Overseas, US stock futures slid in Asia on Monday as the military conflict in the Middle East boosted oil and Treasuries, while the sizzling September US jobs report raised the rate stakes for inflation figures later in the week.

In China markets, shares in tourism-related companies slumped 4.8% to lead the decline, while real estate developers plunged 1.8%. A survey showed China’s average daily home sales during the Golden Week holiday were down 17%, based on floor area, compared with last year.

Agriculture shares dropped 0.8%, with pig-breeders Muyuan Foods, New Hope Liuhe down 7.6% and 2.7%, respectively. Physical hog prices declined during last week’s National Day holiday due to rising supply and weak demand.

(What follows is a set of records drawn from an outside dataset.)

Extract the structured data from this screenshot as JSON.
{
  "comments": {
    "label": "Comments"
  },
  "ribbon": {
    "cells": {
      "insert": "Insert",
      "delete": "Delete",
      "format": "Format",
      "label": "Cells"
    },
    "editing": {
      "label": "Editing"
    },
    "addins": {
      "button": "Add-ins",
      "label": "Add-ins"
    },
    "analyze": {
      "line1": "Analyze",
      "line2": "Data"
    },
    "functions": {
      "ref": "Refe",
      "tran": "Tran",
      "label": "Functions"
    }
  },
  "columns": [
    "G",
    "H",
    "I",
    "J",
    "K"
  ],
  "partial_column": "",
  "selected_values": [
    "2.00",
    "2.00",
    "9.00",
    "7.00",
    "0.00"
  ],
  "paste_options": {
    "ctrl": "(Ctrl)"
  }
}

In contrast, shares in automobiles rose nearly 3%.

In Hong Kong, energy shares jumped 2.3%, while tech giants rose 0.2%. Citigroup and J.P.Morgan raised their forecasts for China’s annual growth last week, citing stabilizing economic indicators and Beijing’s recent supportive policy measures.

Separately, China’s Country Garden may announce a restructuring of its offshore debt soon, local media reported, while bondholders of embattled peer China Evergrande Group raised concerns about a possible liquidation as its debt plans floundered. Shares of Evergrande plunged 12.7%, while Country Garden lost 6.7%.